The man was a beautiful pilot. But the German was good too, and when the Spitfire applied a little flap in order to turn in tighter circles, the Focke Wulf appeared to do the same, and they turned together. When the Spitfire throttled back suddenly and got on his tail, the Focke WuIf half-rolled and dived out and under and was away, pulling up again in a loop and rolling off the top, so that he came in again from behind. The Spitfire half-rolled and dived away, but the Focke Wulf anticipated him, and half-rolled and dived with him, behind him on his tail, and here he took a quick shot at the Spitfire, but he missed. For at least fifteen minutes the two small aircraft rolled and dived around each other in the sky. Sometimes they would separate, wheeling around and around in tight turns, watching one another, circling and watching like two boxers circling each other in the ring, waiting for an opening or for the dropping of a guard; then there would be a stall-turn and one would attack the other, and the diving and the rolling and the zooming would start all over again.

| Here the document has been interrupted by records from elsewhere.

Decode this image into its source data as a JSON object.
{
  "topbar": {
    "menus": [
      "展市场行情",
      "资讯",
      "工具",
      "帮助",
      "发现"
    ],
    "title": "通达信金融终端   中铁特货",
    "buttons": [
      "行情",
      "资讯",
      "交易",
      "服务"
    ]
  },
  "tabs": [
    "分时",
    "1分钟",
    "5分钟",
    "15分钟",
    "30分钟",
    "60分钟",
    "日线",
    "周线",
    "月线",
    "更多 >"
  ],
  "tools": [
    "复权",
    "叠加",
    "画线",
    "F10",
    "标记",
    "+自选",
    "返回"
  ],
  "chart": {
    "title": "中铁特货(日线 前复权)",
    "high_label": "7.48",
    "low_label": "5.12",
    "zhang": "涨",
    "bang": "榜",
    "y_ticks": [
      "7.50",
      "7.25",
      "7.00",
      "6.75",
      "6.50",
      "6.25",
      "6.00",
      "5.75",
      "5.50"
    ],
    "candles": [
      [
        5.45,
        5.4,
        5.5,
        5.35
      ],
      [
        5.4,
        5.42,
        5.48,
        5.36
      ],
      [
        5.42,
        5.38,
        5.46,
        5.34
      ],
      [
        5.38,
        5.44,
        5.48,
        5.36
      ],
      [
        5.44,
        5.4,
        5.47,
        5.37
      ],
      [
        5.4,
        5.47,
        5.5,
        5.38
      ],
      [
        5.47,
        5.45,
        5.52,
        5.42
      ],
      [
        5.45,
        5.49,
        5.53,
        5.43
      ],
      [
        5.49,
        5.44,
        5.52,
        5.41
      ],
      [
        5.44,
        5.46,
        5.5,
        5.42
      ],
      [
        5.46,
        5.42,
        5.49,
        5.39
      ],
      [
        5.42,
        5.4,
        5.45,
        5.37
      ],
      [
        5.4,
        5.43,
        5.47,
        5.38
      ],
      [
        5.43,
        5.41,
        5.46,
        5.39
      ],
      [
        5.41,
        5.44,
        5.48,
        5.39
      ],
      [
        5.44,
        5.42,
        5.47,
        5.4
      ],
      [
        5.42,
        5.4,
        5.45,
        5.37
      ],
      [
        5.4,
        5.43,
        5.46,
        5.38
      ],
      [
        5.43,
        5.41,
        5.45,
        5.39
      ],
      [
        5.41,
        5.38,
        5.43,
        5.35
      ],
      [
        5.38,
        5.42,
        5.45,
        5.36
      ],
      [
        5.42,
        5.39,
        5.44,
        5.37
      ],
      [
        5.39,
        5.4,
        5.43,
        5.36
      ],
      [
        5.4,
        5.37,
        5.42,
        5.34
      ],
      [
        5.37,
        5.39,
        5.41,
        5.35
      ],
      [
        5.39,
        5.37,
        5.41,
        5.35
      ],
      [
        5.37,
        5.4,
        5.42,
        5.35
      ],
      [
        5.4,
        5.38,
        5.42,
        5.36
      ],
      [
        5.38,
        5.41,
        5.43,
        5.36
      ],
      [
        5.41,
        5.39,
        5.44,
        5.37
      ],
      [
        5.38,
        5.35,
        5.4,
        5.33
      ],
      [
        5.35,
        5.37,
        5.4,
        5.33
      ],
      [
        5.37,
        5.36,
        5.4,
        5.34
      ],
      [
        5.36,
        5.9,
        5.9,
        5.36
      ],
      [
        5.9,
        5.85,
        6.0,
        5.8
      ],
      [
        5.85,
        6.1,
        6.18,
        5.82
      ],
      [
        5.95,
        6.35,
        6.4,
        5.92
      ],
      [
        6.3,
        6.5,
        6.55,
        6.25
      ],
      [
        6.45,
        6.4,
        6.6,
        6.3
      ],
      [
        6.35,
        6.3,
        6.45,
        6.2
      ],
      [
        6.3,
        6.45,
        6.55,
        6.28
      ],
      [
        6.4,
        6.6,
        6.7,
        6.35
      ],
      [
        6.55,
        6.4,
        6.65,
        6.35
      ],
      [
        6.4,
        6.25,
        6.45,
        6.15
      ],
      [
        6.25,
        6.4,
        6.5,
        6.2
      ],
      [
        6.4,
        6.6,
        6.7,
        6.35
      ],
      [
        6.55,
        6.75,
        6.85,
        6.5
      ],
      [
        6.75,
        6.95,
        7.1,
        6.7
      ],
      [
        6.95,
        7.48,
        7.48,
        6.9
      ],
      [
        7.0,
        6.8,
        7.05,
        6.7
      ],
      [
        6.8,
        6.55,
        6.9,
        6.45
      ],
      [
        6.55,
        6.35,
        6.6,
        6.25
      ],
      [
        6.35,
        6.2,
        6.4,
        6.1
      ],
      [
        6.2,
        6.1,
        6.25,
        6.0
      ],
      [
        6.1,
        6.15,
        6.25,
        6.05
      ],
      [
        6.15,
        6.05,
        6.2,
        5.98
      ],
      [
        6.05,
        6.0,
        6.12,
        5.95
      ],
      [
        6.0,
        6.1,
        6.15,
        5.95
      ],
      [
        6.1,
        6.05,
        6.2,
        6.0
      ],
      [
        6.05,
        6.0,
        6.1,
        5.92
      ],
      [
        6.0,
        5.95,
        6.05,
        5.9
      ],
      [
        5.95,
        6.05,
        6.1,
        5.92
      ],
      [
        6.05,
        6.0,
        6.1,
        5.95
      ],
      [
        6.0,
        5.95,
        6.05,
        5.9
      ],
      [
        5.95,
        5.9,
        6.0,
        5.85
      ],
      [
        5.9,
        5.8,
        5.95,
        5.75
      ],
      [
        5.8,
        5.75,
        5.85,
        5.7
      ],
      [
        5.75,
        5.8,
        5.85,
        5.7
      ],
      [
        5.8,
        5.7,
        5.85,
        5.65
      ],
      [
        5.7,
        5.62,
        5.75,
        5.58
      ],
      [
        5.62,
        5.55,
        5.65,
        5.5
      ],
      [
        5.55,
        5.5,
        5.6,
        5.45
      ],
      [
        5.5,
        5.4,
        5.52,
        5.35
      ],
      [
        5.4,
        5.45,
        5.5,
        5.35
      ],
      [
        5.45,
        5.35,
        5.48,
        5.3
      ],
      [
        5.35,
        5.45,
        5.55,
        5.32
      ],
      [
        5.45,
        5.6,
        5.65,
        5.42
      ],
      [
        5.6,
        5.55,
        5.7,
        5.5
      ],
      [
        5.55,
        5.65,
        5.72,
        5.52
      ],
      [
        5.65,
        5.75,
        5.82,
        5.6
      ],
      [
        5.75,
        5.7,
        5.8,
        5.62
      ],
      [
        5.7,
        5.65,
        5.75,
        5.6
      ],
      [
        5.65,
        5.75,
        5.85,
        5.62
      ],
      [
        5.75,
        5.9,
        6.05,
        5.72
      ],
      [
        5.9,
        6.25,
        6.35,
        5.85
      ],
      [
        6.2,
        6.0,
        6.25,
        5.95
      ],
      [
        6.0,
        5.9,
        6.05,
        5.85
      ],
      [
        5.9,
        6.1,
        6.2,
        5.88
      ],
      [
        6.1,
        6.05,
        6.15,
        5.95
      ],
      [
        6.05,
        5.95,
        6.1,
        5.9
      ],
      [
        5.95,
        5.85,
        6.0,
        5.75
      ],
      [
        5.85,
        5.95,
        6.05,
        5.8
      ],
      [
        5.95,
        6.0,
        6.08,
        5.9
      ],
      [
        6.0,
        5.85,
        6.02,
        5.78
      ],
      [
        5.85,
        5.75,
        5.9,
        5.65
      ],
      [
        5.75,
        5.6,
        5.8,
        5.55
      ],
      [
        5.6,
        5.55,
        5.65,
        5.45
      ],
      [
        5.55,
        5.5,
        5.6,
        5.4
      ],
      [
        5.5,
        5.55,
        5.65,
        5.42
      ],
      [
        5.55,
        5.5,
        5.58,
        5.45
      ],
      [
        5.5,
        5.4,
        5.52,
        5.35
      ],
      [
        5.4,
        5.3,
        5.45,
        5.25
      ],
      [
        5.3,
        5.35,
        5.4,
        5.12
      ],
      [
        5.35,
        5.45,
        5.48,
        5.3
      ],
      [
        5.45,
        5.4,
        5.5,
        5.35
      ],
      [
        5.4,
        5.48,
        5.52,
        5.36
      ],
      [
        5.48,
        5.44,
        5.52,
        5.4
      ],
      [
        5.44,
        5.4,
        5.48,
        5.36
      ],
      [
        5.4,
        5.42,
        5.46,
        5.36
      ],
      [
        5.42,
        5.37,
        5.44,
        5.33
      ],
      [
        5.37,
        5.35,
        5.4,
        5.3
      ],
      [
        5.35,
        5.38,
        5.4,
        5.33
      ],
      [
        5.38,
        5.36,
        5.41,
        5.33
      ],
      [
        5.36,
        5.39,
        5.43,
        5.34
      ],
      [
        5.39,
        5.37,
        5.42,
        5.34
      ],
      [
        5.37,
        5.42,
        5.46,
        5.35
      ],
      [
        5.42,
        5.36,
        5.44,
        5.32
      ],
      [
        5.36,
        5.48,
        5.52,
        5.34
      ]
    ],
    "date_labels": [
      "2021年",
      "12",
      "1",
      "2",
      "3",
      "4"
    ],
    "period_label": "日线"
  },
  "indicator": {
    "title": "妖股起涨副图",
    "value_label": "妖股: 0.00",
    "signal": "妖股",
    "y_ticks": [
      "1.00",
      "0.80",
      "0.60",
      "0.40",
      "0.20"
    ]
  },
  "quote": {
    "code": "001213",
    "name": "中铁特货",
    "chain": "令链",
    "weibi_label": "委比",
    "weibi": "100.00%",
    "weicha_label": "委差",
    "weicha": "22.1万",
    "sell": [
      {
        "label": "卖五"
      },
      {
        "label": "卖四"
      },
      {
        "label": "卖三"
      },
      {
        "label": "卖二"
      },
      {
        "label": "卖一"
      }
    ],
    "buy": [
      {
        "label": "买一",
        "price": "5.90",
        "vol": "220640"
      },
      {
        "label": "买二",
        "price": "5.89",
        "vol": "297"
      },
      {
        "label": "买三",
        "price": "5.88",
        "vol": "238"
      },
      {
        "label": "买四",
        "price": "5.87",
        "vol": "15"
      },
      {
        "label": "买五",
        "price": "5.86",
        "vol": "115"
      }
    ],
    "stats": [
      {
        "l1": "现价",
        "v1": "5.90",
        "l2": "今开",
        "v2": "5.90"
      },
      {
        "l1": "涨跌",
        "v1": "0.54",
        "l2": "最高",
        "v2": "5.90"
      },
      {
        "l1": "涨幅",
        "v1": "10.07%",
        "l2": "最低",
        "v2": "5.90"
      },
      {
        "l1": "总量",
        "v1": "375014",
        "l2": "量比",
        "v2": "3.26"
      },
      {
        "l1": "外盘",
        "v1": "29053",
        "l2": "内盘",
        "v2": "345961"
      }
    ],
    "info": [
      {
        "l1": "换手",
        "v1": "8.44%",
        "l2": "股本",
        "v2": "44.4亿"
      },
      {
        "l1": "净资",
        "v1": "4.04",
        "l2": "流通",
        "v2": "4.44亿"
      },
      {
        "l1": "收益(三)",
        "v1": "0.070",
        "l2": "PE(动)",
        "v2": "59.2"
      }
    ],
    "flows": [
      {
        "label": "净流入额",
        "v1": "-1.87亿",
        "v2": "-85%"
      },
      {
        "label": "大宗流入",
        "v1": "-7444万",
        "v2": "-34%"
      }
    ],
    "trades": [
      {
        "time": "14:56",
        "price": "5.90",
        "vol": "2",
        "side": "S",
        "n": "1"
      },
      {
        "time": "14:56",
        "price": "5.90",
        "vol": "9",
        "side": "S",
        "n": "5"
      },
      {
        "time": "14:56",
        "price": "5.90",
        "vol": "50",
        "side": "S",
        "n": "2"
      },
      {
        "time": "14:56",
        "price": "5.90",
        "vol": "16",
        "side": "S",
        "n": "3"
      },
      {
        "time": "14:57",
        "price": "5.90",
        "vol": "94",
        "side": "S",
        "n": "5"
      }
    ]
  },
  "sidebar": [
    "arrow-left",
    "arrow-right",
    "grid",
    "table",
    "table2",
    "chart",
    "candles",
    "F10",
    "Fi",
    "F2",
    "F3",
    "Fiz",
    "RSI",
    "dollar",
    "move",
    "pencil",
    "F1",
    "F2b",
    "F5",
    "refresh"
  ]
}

All the time the pilot of the Spitfire sat upright in his cockpit, and he flew his aircraft not with his hands but with the tips of his fingers, and the Spitfire was not a Spitfire but a part of his own body; the muscles of his arms and legs were in the wings and in the tail of the machine so that when he banked and turned and dived and climbed he was not moving his hands and his legs, but only the wings and the tail and the body of the aeroplane; for the body of the Spitfire was the body of the pilot, and there was no difference between the one and the other.

So it went on, and all the while, as they fought and as they flew, they lost height, coming down nearer and nearer to the fields of Holland, so that soon they were fighting only three thousand feet above the ground, and one could see the hedges and the small trees and shadows which the small trees made upon the grass.